The 2000–01 Greek Basket League season was the 61st season of the Greek Basket League, the highest tier professional basketball league in Greece. It was also the 9th season of Greek Basket League championship that was regulated by HEBA (ESAKE). The winner of the league was Panathinaikos, which beat Olympiacos in the league's playoff's finals. The clubs Milon and Makedonikos were relegated to the Greek A2 League. The top scorer of the league was Alphonso Ford, a player of Peristeri.

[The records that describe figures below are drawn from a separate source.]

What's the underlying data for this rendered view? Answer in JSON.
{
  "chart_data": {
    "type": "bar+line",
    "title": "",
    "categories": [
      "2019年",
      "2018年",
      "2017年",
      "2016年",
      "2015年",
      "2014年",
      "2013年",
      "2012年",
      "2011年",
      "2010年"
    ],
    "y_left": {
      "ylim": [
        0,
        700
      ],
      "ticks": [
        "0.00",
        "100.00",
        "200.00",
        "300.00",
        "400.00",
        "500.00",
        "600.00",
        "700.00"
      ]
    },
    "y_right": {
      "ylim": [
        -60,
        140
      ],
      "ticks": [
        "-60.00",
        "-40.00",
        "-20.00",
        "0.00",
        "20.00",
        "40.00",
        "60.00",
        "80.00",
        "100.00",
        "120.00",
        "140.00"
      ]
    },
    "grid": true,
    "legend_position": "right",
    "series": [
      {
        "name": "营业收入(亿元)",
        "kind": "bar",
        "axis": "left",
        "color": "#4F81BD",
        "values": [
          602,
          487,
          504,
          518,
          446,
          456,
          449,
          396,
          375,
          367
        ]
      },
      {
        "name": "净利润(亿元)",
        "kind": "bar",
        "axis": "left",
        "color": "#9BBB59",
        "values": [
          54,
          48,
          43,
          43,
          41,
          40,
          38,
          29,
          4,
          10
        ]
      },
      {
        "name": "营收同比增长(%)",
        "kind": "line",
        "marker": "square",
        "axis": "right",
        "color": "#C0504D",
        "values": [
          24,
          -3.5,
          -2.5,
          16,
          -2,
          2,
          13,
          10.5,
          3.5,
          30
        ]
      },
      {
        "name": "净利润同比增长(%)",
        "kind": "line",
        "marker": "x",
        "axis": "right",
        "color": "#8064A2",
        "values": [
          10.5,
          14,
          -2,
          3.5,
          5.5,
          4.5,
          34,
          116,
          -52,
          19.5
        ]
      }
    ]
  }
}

Alphonso Ford was also named the MVP of the league.

==Teams==

| Club | Home city |
|---|---|
| AEK Athens | Athens |
| Aris | Thessaloniki |
| Dafni | Dafni, Athens |
| Irakleio | Irakleio |
| Iraklis | Thessaloniki |
| Maroussi | Maroussi, Athens |
| Makedonikos | Thessaloniki |
| Milon | Nea Smyrni, Athens |
| Near East | Kaisariani, Athens |
| Olympiacos | Piraeus |
| Panathinaikos | Athens |
| Panionios | Nea Smyrni, Athens |
| PAOK | Thessaloniki |
| Peristeri | Peristeri, Athens |

==Regular season==

| Pos | Team | Total |  |  |  |  |  |  | Home |  | Away |  |
|---|---|---|---|---|---|---|---|---|---|---|---|---|
|  |  | Pts | Pld | W | L | F | A | GD | W | L | W | L |
| 1. | Panathinaikos | 48 | 26 | 22 | 4 | 2173 | 1855 | +318 | 13 | 0 | 9 | 4 |
| 2. | Peristeri | 48 | 26 | 22 | 4 | 2130 | 1835 | +295 | 13 | 0 | 9 | 4 |
| 3. | Olympiacos | 47 | 26 | 21 | 5 | 2181 | 1948 | +233 | 12 | 1 | 9 | 4 |
| 4. | AEK Athens | 46 | 26 | 20 | 6 | 2207 | 1947 | 260 | 12 | 1 | 8 | 5 |
| 5. | Panionios | 42 | 26 | 16 | 10 | 2211 | 2026 | 185 | 12 | 1 | 4 | 9 |
| 6. | Iraklis | 42 | 26 | 16 | 10 | 2152 | 2144 | 8 | 9 | 4 | 7 | 6 |
| 7. | PAOK | 39 | 26 | 13 | 13 | 1979 | 2017 | -38 | 8 | 5 | 5 | 8 |
| 8. | Maroussi | 37 | 26 | 11 | 15 | 2229 | 2212 | 17 | 9 | 4 | 2 | 11 |
| 9. | Dafni | 36 | 26 | 10 | 16 | 2091 | 2149 | -58 | 7 | 6 | 3 | 10 |
| 10. | Irakleio | 35 | 26 | 9 | 17 | 2135 | 2256 | -121 | 7 | 6 | 2 | 11 |
| 11. | Near East | 34 | 26 | 8 | 18 | 2021 | 2184 | -163 | 6 | 7 | 2 | 11 |
| 12. | Aris | 33 | 26 | 7 | 19 | 1969 | 2250 | -281 | 6 | 7 | 1 | 12 |
| 13. | Milon | 30 | 26 | 4 | 22 | 2058 | 2426 | -368 | 3 | 10 | 1 | 12 |
| 14. | Makedonikos | 29 | 26 | 3 | 23 | 1997 | 2284 | -287 | 2 | 11 | 1 | 12 |

Source: esake.gr, galanissportsdata.com

==Final standings==

| Pos | Team | Overall record |  |  |
|---|---|---|---|---|
|  |  | Pld | W | L |
| 1. | Panathinaikos | 33 | 27 | 6 |
| 2. | Olympiacos | 35 | 27 | 8 |
| 3. | Peristeri | 28 | 22 | 6 |
| 4. | AEK Athens | 30 | 22 | 8 |
| 5. | Panionios | 28 | 16 | 12 |
| 6. | Iraklis | 28 | 16 | 12 |
| 7. | Maroussi | 30 | 15 | 15 |
| 8. | PAOK | 31 | 15 | 16 |
| 9. | Dafni | 30 | 12 | 18 |
| 10. | Near East | 32 | 11 | 21 |
| 11. | Irakleio | 29 | 10 | 19 |
| 12. | Aris | 28 | 7 | 21 |
| 13. | Milon | 26 | 4 | 22 |
| 14. | Makedonikos | 26 | 3 | 23 |

== Top Players ==

| Category | Player | Team | Average |
|---|---|---|---|
| Points | Alphonso Ford | Peristeri | 23,6 |
| Rebounds | Dino Rađa | Olympiacos | 11,4 |
| Assists | Theodoros Papaloukas | Panionios | 5,7 |
| Steals | Alvin Sims | Makedonikos | 2,8 |
| Blocks | Anatoly Zourpenko | Near East | 1,5 |

==Clubs in international competitions==

| Team | Competition | Result |
| AEK | EuroLeague | Playoffs, Semifinals |
| Olympiacos | Playoffs, Quarterfinals |
| PAOK | Playoffs, Round of 16 |
| Peristeri | Playoffs, Round of 16 |
| Panathinaikos | FIBA SuproLeague | Final Four, 2nd place |
| Iraklis | Playoffs, Round of 16 |
| Maroussi | FIBA Saporta Cup | Final, 1st place |
| Aris | Top 16, Home and away format |
| Near East | FIBA Korać Cup | Playoffs, Round of 16, Home and away format |

NOTE: 2000-01 was the only season where Europe had two continental champions as a result of the dispute between FIBA and newly founded Euroleague Basketball Company. After its first season, FIBA Suproleague was abolished and merged with the EuroLeague.